New Asian bat discovery

This video, recorded in a natural history museum in Malaysia, says about itself:

1. Cecadu Pisang (Lesser Dog Faced Fruit Bat) – Cynopterus brachyotis
2. Kelawar Bahu Putih (Diadem Roundleaf Horseshoe Bat) – Hipposiderous diadema
3. Kelawar Daun Pisang (Whiskered Myotis) – Myotis muricola
4. Kelawar Telinga Lebar (Lesser False Vampire) – Megaderma spasma
5. Kelawar Ladam Hutan (Intermediate Horseshoe Bat) – Rhinolophus affinis
6. Kelawar Ladam Muka Kuning (Trefoil Horseshoe Bat) – Rhinolophus trifoliatus

From ScienceDaily:

Malay Archipelago Bat Not One, but Two Species

(Sep. 6, 2012) — Genetic studies of Myotis muricola, otherwise known as the Wall-roosting Mouse-eared bat or Nepalese Whiskered Myotis, suggest that it consists of not one, but two distinct species.
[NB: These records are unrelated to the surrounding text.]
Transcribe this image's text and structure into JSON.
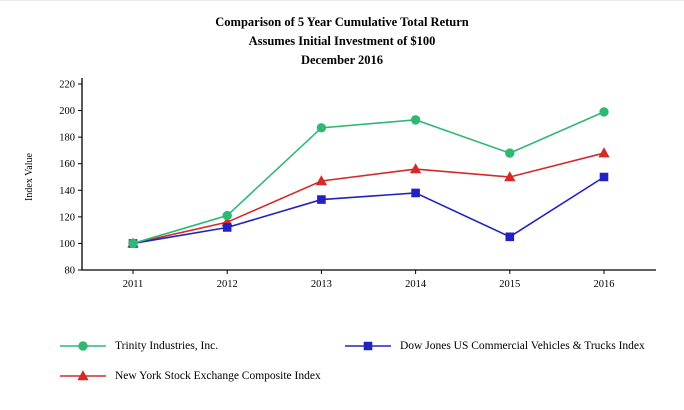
{
  "chart_data": {
    "type": "line",
    "title": "Comparison of 5 Year Cumulative Total Return",
    "subtitle": "Assumes Initial Investment of $100",
    "subtitle2": "December 2016",
    "ylabel": "Index Value",
    "xlabel": "",
    "categories": [
      "2011",
      "2012",
      "2013",
      "2014",
      "2015",
      "2016"
    ],
    "ylim": [
      80,
      220
    ],
    "ytick_step": 20,
    "grid": false,
    "legend_position": "bottom",
    "axis_color": "#000000",
    "series": [
      {
        "name": "Trinity Industries, Inc.",
        "color": "#2eb873",
        "marker": "circle",
        "values": [
          100,
          121,
          187,
          193,
          168,
          199
        ]
      },
      {
        "name": "Dow Jones US Commercial Vehicles & Trucks Index",
        "color": "#2222c0",
        "marker": "square",
        "values": [
          100,
          112,
          133,
          138,
          105,
          150
        ]
      },
      {
        "name": "New York Stock Exchange Composite Index",
        "color": "#d42a2a",
        "marker": "triangle",
        "values": [
          100,
          116,
          147,
          156,
          150,
          168
        ]
      }
    ]
  }
}
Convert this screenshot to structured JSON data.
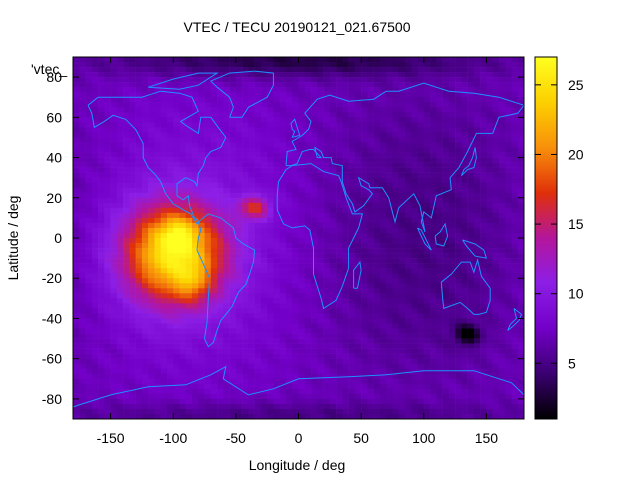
{
  "chart_data": {
    "type": "heatmap",
    "title": "VTEC / TECU 20190121_021.67500",
    "xlabel": "Longitude / deg",
    "ylabel": "Latitude / deg",
    "series_label": "'vtec_",
    "xlim": [
      -180,
      180
    ],
    "ylim": [
      -90,
      90
    ],
    "x_ticks": [
      -150,
      -100,
      -50,
      0,
      50,
      100,
      150
    ],
    "y_ticks": [
      80,
      60,
      40,
      20,
      0,
      -20,
      -40,
      -60,
      -80
    ],
    "colorbar": {
      "range": [
        1,
        27
      ],
      "ticks": [
        5,
        10,
        15,
        20,
        25
      ],
      "palette": [
        "#000000",
        "#3a0070",
        "#7300c8",
        "#8c1ee6",
        "#b4169b",
        "#e0300a",
        "#f8900a",
        "#fcd000",
        "#ffff20"
      ]
    },
    "features": [
      {
        "name": "equatorial anomaly peak",
        "lon": -95,
        "lat": 0,
        "vtec": 27
      },
      {
        "name": "secondary peak",
        "lon": -88,
        "lat": -20,
        "vtec": 22
      },
      {
        "name": "atlantic hotspot",
        "lon": -35,
        "lat": 15,
        "vtec": 16
      },
      {
        "name": "background",
        "vtec": 7
      },
      {
        "name": "southern low",
        "lon": 135,
        "lat": -48,
        "vtec": 1
      }
    ],
    "overlay": "coastlines",
    "overlay_color": "#1e90ff"
  }
}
M. muricola is widespread on the Malay Archipelago, a region with an island geography that provides natural boundaries and as a result displays some of the richest biodiversity in the world. Until now scientists had compared the shape and size of Myotis bats across the Archipelago and conducted only limited DNA analysis. As a result the Myotis family tree has remained in disarray with often contradictory lines of evidence confusing matters.

To resolve these taxonomic difficulties, a team from the Universiti Malaysia Sarawak and the Indonesian Institute of Sciences launched the first in-depth genetic study on M. muricola and its sister taxa, M. mystacinus. Writing in the Pertanika Journal of Tropical Agricultural Science, the team describe how they examined the bats in two regions, West and East of Wallace’s line … . Using a genetic analysis technique known as ‘DNA cytochrome b sequencing’ …, they found that the Western and Eastern groups had a genetic distance of between 26 and 39 per cent.

Based on this high genetic distance they argue that M. muricola Eastern and M. muricola Western should be considered as two distinct species. The data also suggest that the Eastern bat started to diversify in the western region during the Pliocene (5 to 2.5 million years ago). They became fully diverged within the western region during the Pleistocene (2.5 million to 11,000 years ago) under the influence of ancient Sunda River systems that had produced gallery forest corridors which functioned as safe havens for the bats as the climate and geography around them changed.

The authors stress that as a result of these findings an official revision of the taxonomic status of M. muricola is urgently needed. In addition, more samples from throughout the geographic range are required to firmly establish these findings.